The ORR in our patient’s cohort was lower than that reported in previous trials, with an ORR of 14.6% [20]. This can be explained due to more patients with PS of 2-4 in our study compared to clinical trials.

The median PFS in our study was disappointingly low at 4.1 months compared to reported data in the literature [10,14,20]. This inferior PFS can likely be explained by a higher percentage of patients with ECOG-PS of 2-4, accounting for 39% of our patient cohort [8,10,16]. The low rate of second-line treatment in our patient cohort of 36% also suggests a group of patients with poor characteristics, making them unfit for second-line therapy. In recent trials, second-line therapy has generally been delivered to 40-55% of patients receiving first-line treatment [21,22].

The median OS was 15.4 months, with a five-year survival of 39% vs. 12% in previous population-based survival in Saudi Arabia [23]. Whether the younger age of our patient cohort (median = 52 years) or the small sample size played a role in the higher survival rate is not entirely clear [3,9,10,24]. We were unable to obtain the dose intensity of chemotherapy in our patients. This is also an issue of debate where some trials have documented similar survival in elderly frail patients with poor PS with up to 40% dose reduction with oxaliplatin-based chemotherapy [25].

Multiple reports in the literature have studied the potential prognostic factors for metastatic gastric/GEJ cancer. In our study, the female sex was associated with significantly better PFS and OS by univariate and multivariate analysis, similar to other reports [3,9]. Additionally, normal lymphocyte count was associated with significant improvement in PFS in both univariate and multivariate analysis. This is comparable to reports confirming low neutrophil-to-lymphocyte ratio (NLR) associated with better PFS [26,27]. Patients with low NLR are expected to have a normal-high lymphocyte count.

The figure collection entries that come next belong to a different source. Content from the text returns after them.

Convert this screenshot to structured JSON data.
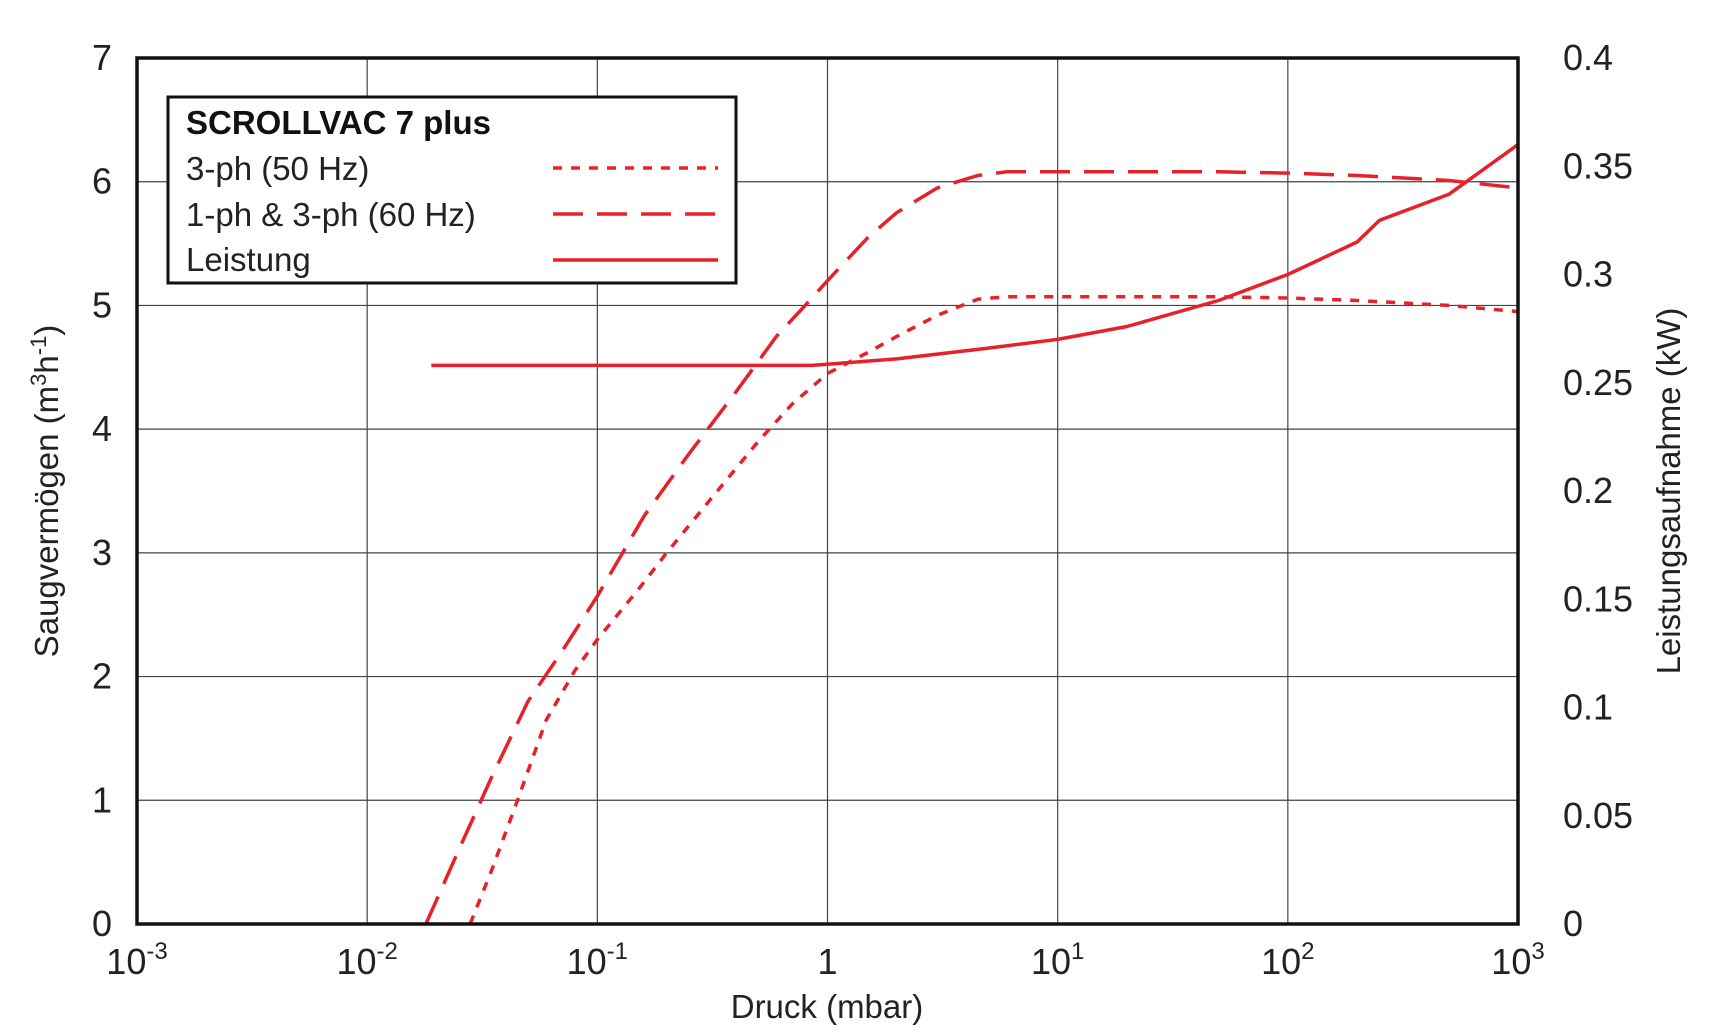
{
  "chart_data": {
    "type": "line",
    "title": "",
    "xlabel": "Druck (mbar)",
    "ylabel_left": {
      "main": "Saugvermögen (m",
      "sup1": "3",
      "mid": "h",
      "sup2": "-1",
      "end": ")"
    },
    "ylabel_right": "Leistungsaufnahme (kW)",
    "x_scale": "log",
    "xlim": [
      0.001,
      1000
    ],
    "ylim_left": [
      0,
      7
    ],
    "ylim_right": [
      0,
      0.4
    ],
    "x_ticks": [
      {
        "value": 0.001,
        "base": "10",
        "exp": "-3"
      },
      {
        "value": 0.01,
        "base": "10",
        "exp": "-2"
      },
      {
        "value": 0.1,
        "base": "10",
        "exp": "-1"
      },
      {
        "value": 1,
        "base": "1",
        "exp": ""
      },
      {
        "value": 10,
        "base": "10",
        "exp": "1"
      },
      {
        "value": 100,
        "base": "10",
        "exp": "2"
      },
      {
        "value": 1000,
        "base": "10",
        "exp": "3"
      }
    ],
    "y_ticks_left": [
      "0",
      "1",
      "2",
      "3",
      "4",
      "5",
      "6",
      "7"
    ],
    "y_ticks_right": [
      "0",
      "0.05",
      "0.1",
      "0.15",
      "0.2",
      "0.25",
      "0.3",
      "0.35",
      "0.4"
    ],
    "grid": true,
    "legend": {
      "title": "SCROLLVAC 7 plus",
      "position": "top-left"
    },
    "color": "#e8202a",
    "series": [
      {
        "name": "3-ph (50 Hz)",
        "axis": "left",
        "dash": "dotted",
        "x": [
          0.028,
          0.035,
          0.045,
          0.06,
          0.08,
          0.1,
          0.15,
          0.2,
          0.3,
          0.5,
          0.7,
          1.0,
          1.5,
          2.0,
          3.0,
          4.5,
          6.0,
          10,
          20,
          50,
          100,
          200,
          500,
          1000
        ],
        "y": [
          0.0,
          0.45,
          1.0,
          1.65,
          2.05,
          2.3,
          2.7,
          3.0,
          3.4,
          3.9,
          4.2,
          4.45,
          4.62,
          4.75,
          4.92,
          5.05,
          5.07,
          5.07,
          5.07,
          5.07,
          5.06,
          5.04,
          5.0,
          4.95
        ]
      },
      {
        "name": "1-ph & 3-ph (60 Hz)",
        "axis": "left",
        "dash": "dashed",
        "x": [
          0.018,
          0.025,
          0.035,
          0.05,
          0.07,
          0.1,
          0.16,
          0.25,
          0.4,
          0.6,
          0.8,
          1.0,
          1.5,
          2.0,
          3.0,
          4.5,
          6.0,
          10,
          20,
          50,
          100,
          200,
          500,
          1000
        ],
        "y": [
          0.0,
          0.6,
          1.2,
          1.8,
          2.2,
          2.65,
          3.3,
          3.8,
          4.3,
          4.75,
          5.0,
          5.2,
          5.55,
          5.75,
          5.95,
          6.05,
          6.08,
          6.08,
          6.08,
          6.08,
          6.07,
          6.05,
          6.01,
          5.95
        ]
      },
      {
        "name": "Leistung",
        "axis": "right",
        "dash": "solid",
        "x": [
          0.019,
          0.1,
          0.5,
          0.85,
          1.0,
          2.0,
          5.0,
          10,
          20,
          50,
          100,
          200,
          250,
          500,
          1000
        ],
        "y": [
          0.258,
          0.258,
          0.258,
          0.258,
          0.2585,
          0.261,
          0.266,
          0.27,
          0.276,
          0.288,
          0.3,
          0.315,
          0.325,
          0.337,
          0.36
        ]
      }
    ]
  }
}
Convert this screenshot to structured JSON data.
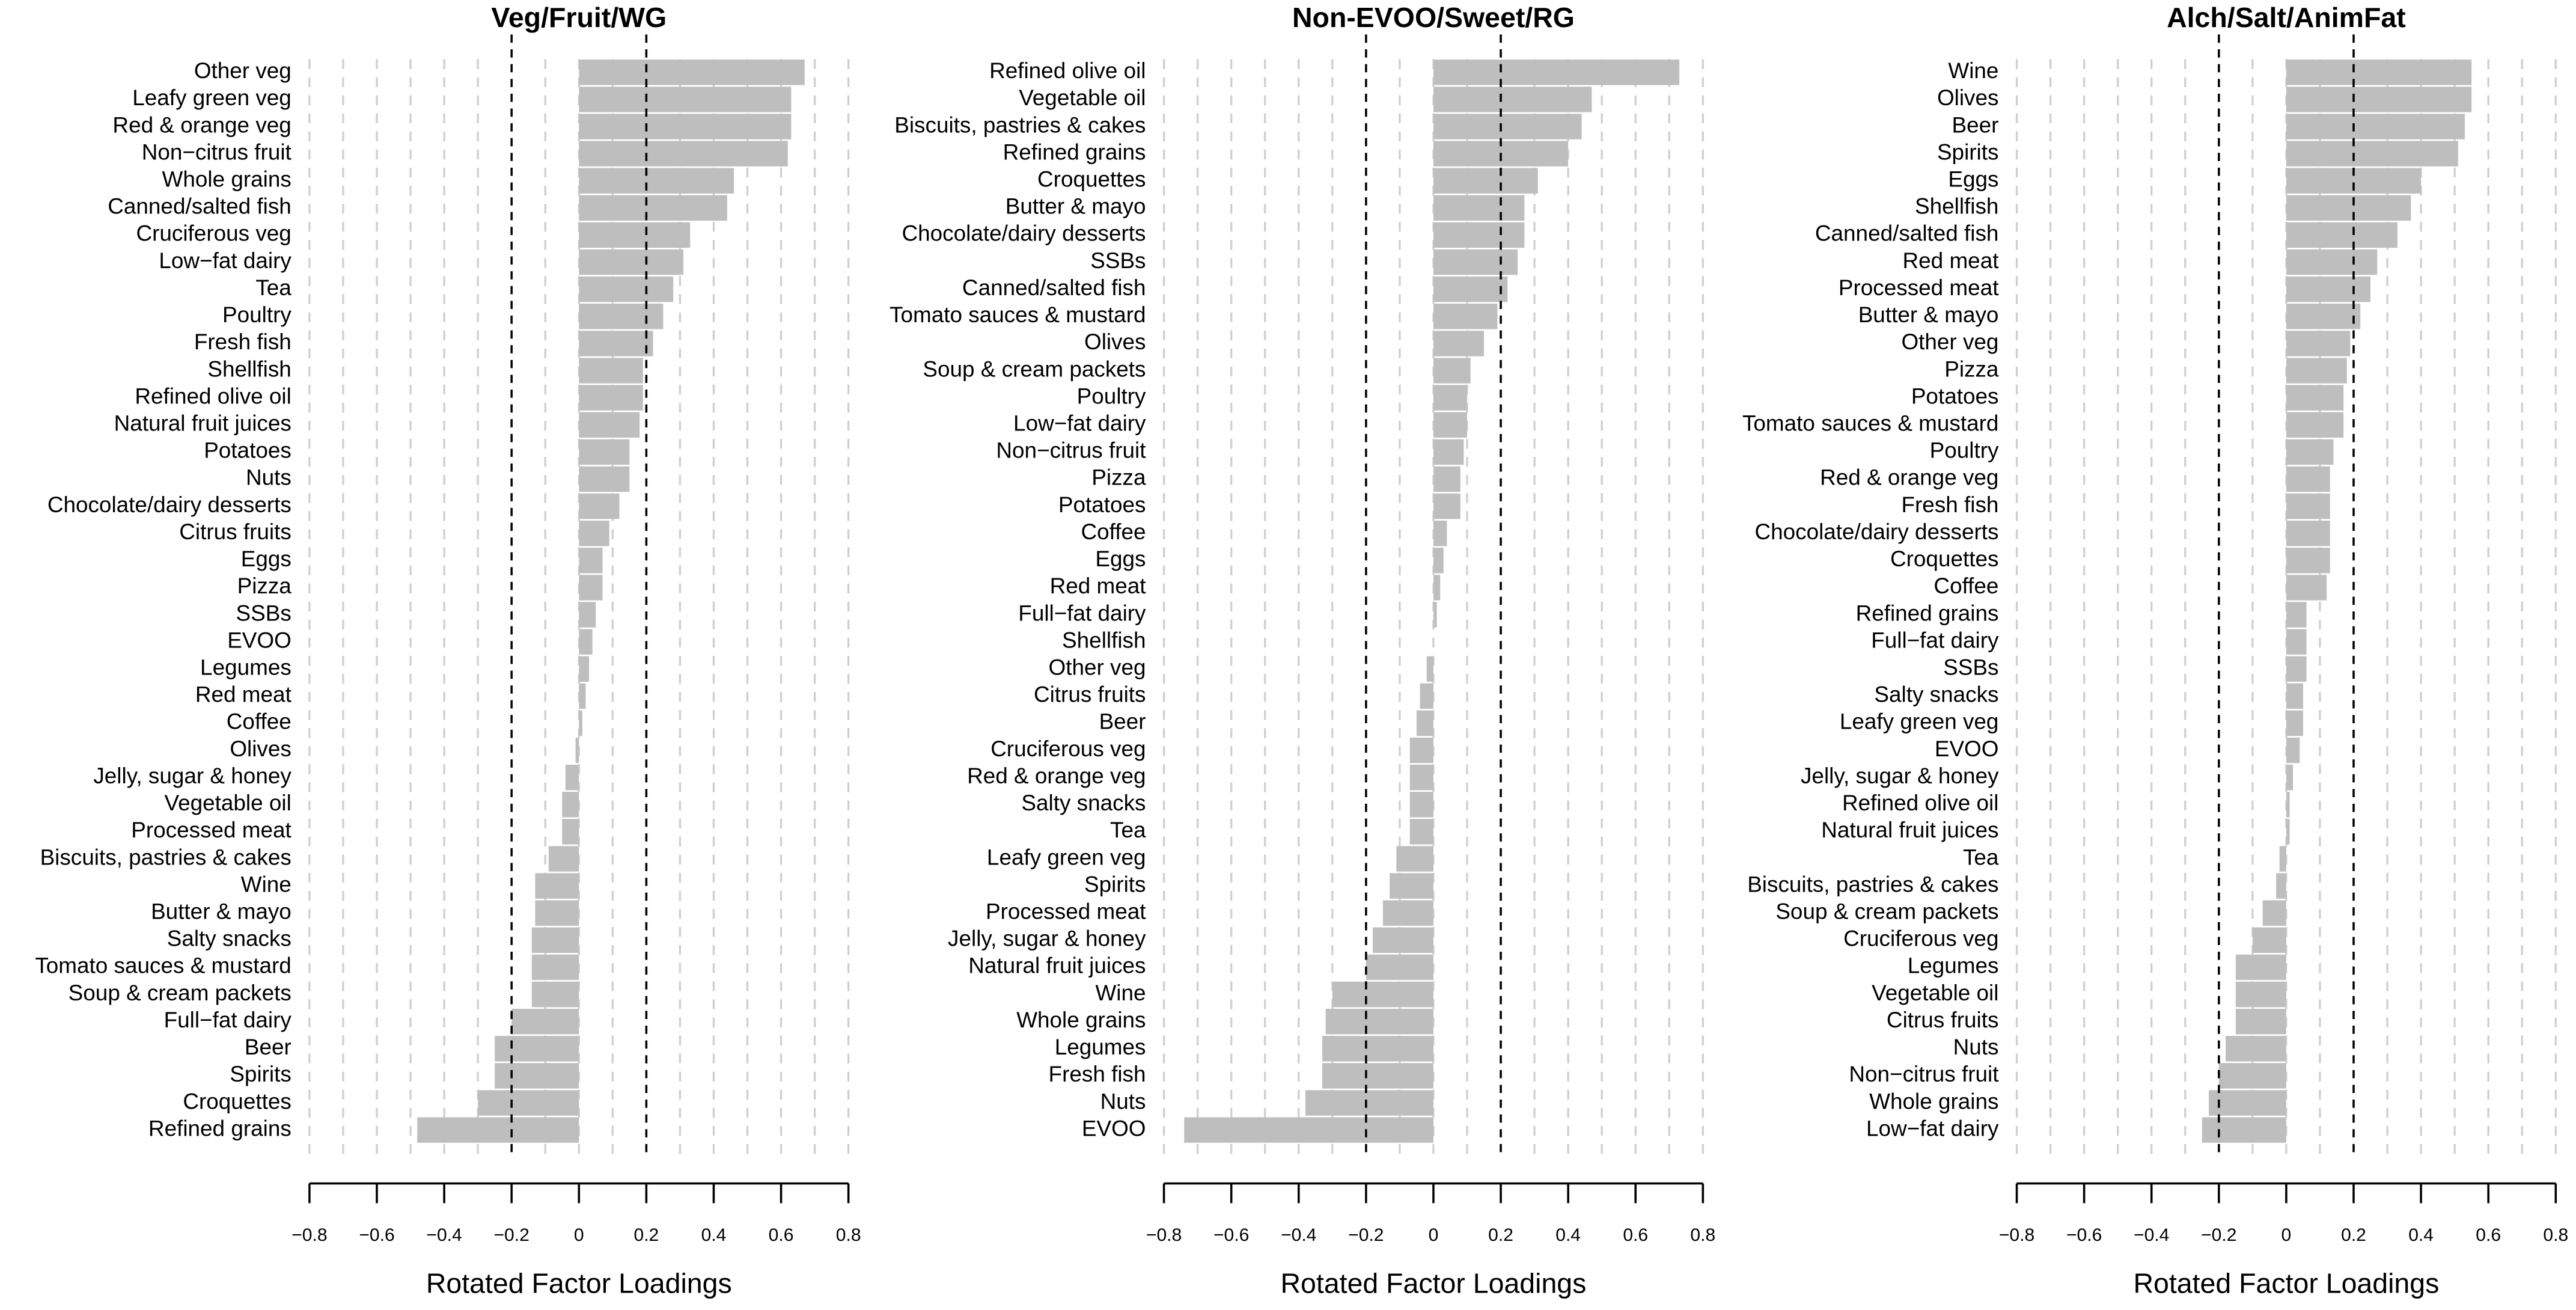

The retrospective nature of our research, the small number of our cohort, and the lack of chemotherapy dose intensity are the main limitations of our study; however, it is the most extensive series from Saudi Arabia. Every effort should be made to improve on the current results. This would be achieved by early diagnosis and accessibility of patients to therapy and using a modern regimen containing immune checkpoint inhibitors.

Conclusions

Metastatic GC in our part of the world continues to have poor outcomes. Despite the incorporation of immune checkpoint inhibitors lately as a new standard of care in the first-line setting, the outcome continues to be poor and warrants further research. Female sex and normal baseline lymphocyte count were independent prognostic factors associated with a better PFS, while female sex was an independent factor for better OS in metastatic GC patients.